Studio album by Dixie Dregs
- Released: March 1978
- Recorded: 1978
- Studio: Chateau Recorders
- Length: 39:46
- Label: Capricorn
- Producer: Ken Scott

Dixie Dregs chronology
| Free Fall (1977) | What If (1978) | Night of the Living Dregs (1979) |

= What If (Dixie Dregs album) =

What If is the second studio album by the Dixie Dregs, released in 1978.

Professional ratings
Review scores
| Source | Rating |
| AllMusic | Star Half star |
| The Rolling Stone Jazz Record Guide | Star |

==Production==
The band sought, for What If, producer/engineer Ken Scott, because of his production of Mahavishnu Orchestra's Birds of Fire (1973). “Those guys were our heroes,” said guitarist and main composer Steve Morse.
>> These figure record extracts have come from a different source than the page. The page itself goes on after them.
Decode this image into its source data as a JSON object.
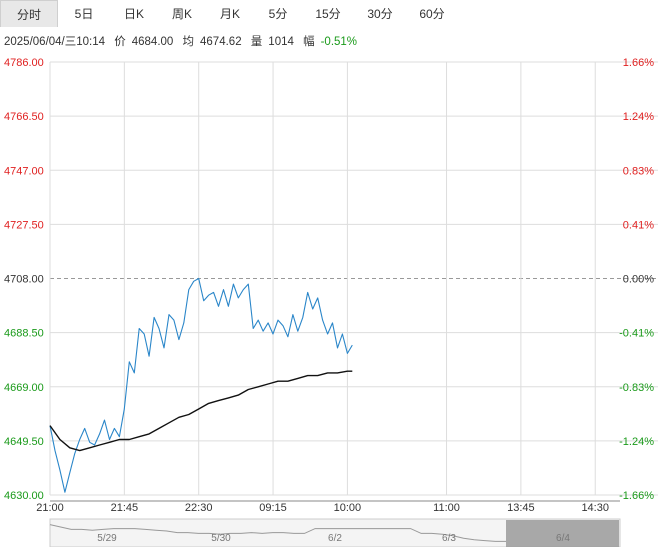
{
  "tabs": [
    {
      "label": "分时",
      "active": true
    },
    {
      "label": "5日",
      "active": false
    },
    {
      "label": "日K",
      "active": false
    },
    {
      "label": "周K",
      "active": false
    },
    {
      "label": "月K",
      "active": false
    },
    {
      "label": "5分",
      "active": false
    },
    {
      "label": "15分",
      "active": false
    },
    {
      "label": "30分",
      "active": false
    },
    {
      "label": "60分",
      "active": false
    }
  ],
  "info": {
    "datetime": "2025/06/04/三10:14",
    "price_label": "价",
    "price": "4684.00",
    "avg_label": "均",
    "avg": "4674.62",
    "vol_label": "量",
    "vol": "1014",
    "chg_label": "幅",
    "chg": "-0.51%"
  },
  "colors": {
    "up": "#e02020",
    "down": "#1a9a1a",
    "neutral": "#333333",
    "price_line": "#2a86c9",
    "avg_line": "#111111",
    "grid": "#dddddd",
    "ref_line": "#999999"
  },
  "chart_data": {
    "type": "line",
    "title": "",
    "xlabel": "",
    "ylabel": "",
    "ylim": [
      4630.0,
      4786.0
    ],
    "reference_price": 4708.0,
    "y_ticks": [
      "4786.00",
      "4766.50",
      "4747.00",
      "4727.50",
      "4708.00",
      "4688.50",
      "4669.00",
      "4649.50",
      "4630.00"
    ],
    "pct_ticks": [
      "1.66%",
      "1.24%",
      "0.83%",
      "0.41%",
      "0.00%",
      "-0.41%",
      "-0.83%",
      "-1.24%",
      "-1.66%"
    ],
    "x_ticks": [
      "21:00",
      "21:45",
      "22:30",
      "09:15",
      "10:00",
      "11:00",
      "13:45",
      "14:30"
    ],
    "x_tick_index": [
      0,
      45,
      90,
      135,
      180,
      240,
      285,
      330
    ],
    "total_minutes": 345,
    "series": [
      {
        "name": "",
        "type": "price",
        "x": [
          0,
          3,
          6,
          9,
          12,
          15,
          18,
          21,
          24,
          27,
          30,
          33,
          36,
          39,
          42,
          45,
          48,
          51,
          54,
          57,
          60,
          63,
          66,
          69,
          72,
          75,
          78,
          81,
          84,
          87,
          90,
          93,
          96,
          99,
          102,
          105,
          108,
          111,
          114,
          117,
          120,
          123,
          126,
          129,
          132,
          135,
          138,
          141,
          144,
          147,
          150,
          153,
          156,
          159,
          162,
          165,
          168,
          171,
          174,
          177,
          180,
          183
        ],
        "values": [
          4655,
          4646,
          4639,
          4631,
          4638,
          4645,
          4650,
          4654,
          4649,
          4648,
          4652,
          4657,
          4650,
          4654,
          4651,
          4661,
          4678,
          4674,
          4690,
          4688,
          4680,
          4694,
          4690,
          4683,
          4695,
          4693,
          4686,
          4692,
          4704,
          4707,
          4708,
          4700,
          4702,
          4703,
          4698,
          4704,
          4698,
          4706,
          4701,
          4704,
          4706,
          4690,
          4693,
          4689,
          4692,
          4688,
          4693,
          4691,
          4687,
          4695,
          4689,
          4694,
          4703,
          4697,
          4701,
          4693,
          4688,
          4692,
          4683,
          4688,
          4681,
          4684
        ]
      },
      {
        "name": "",
        "type": "average",
        "x": [
          0,
          6,
          12,
          18,
          24,
          30,
          36,
          42,
          48,
          54,
          60,
          66,
          72,
          78,
          84,
          90,
          96,
          102,
          108,
          114,
          120,
          126,
          132,
          138,
          144,
          150,
          156,
          162,
          168,
          174,
          180,
          183
        ],
        "values": [
          4655,
          4650,
          4647,
          4646,
          4647,
          4648,
          4649,
          4650,
          4650,
          4651,
          4652,
          4654,
          4656,
          4658,
          4659,
          4661,
          4663,
          4664,
          4665,
          4666,
          4668,
          4669,
          4670,
          4671,
          4671,
          4672,
          4673,
          4673,
          4674,
          4674,
          4674.6,
          4674.6
        ]
      }
    ],
    "navigator_labels": [
      "5/29",
      "5/30",
      "6/2",
      "6/3",
      "6/4"
    ],
    "navigator_values": [
      4651,
      4648,
      4645,
      4645,
      4644,
      4645,
      4646,
      4646,
      4646,
      4645,
      4644,
      4643,
      4641,
      4641,
      4640,
      4640,
      4639,
      4640,
      4640,
      4641,
      4640,
      4641,
      4641,
      4640,
      4640,
      4646,
      4646,
      4646,
      4646,
      4646,
      4646,
      4646,
      4646,
      4646,
      4646,
      4640,
      4640,
      4639,
      4637,
      4634,
      4632,
      4631,
      4630,
      4630
    ]
  }
}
He added: “we were eager to work with Ken. We felt like we were graduating to the next level.”

==Track listing==

Side A
| No. | Title | Writer(s) | Length |
|---|---|---|---|
| 1. | "Take It Off the Top" | Steve Morse | 4:07 |
| 2. | "Odyssey" | Morse | 7:35 |
| 3. | "What If" | Morse | 5:01 |
| 4. | "Travel Tunes" | Andy West | 4:34 |

Side B
| No. | Title | Writer(s) | Length |
|---|---|---|---|
| 5. | "Ice Cakes" | Morse | 4:39 |
| 6. | "Little Kids" | Morse | 2:03 |
| 7. | "Gina Lola Breakdown" | Morse, Twiggs Lyndon | 4:00 |
| 8. | "Night Meets Light" | Morse | 7:47 |

== Personnel ==
- Steve Morse – guitar, banjo
- Mark Parrish – keyboards
- Allen Sloan – violin, viola
- Andy West – bass guitar
- Rod Morgenstein – drums; vocals on "Ice Cakes"

Production
- Producer – Ken Scott
- Assistant engineers – Brian Leshon, Chris Gregg, Gary Coppola
- Mastered by SR/2*
- Recorded at Chateau Recorders
- Production coordinator – Steven Brooks

== Notes ==
- "What If" and "Ice Cakes" are re-recordings from the band's 1976 demo record The Great Spectacular.
- "Take It Off the Top" was used as the theme song for the Friday Rock Show for most of the show's run (from 1978 to 1993).
- American heavy metal guitarist James Murphy covered "Odyssey" on his Feeding the Machine solo album.
- Progressive metal band Dream Theater covered "Odyssey" for the special edition of their 10th studio album Black Clouds & Silver Linings.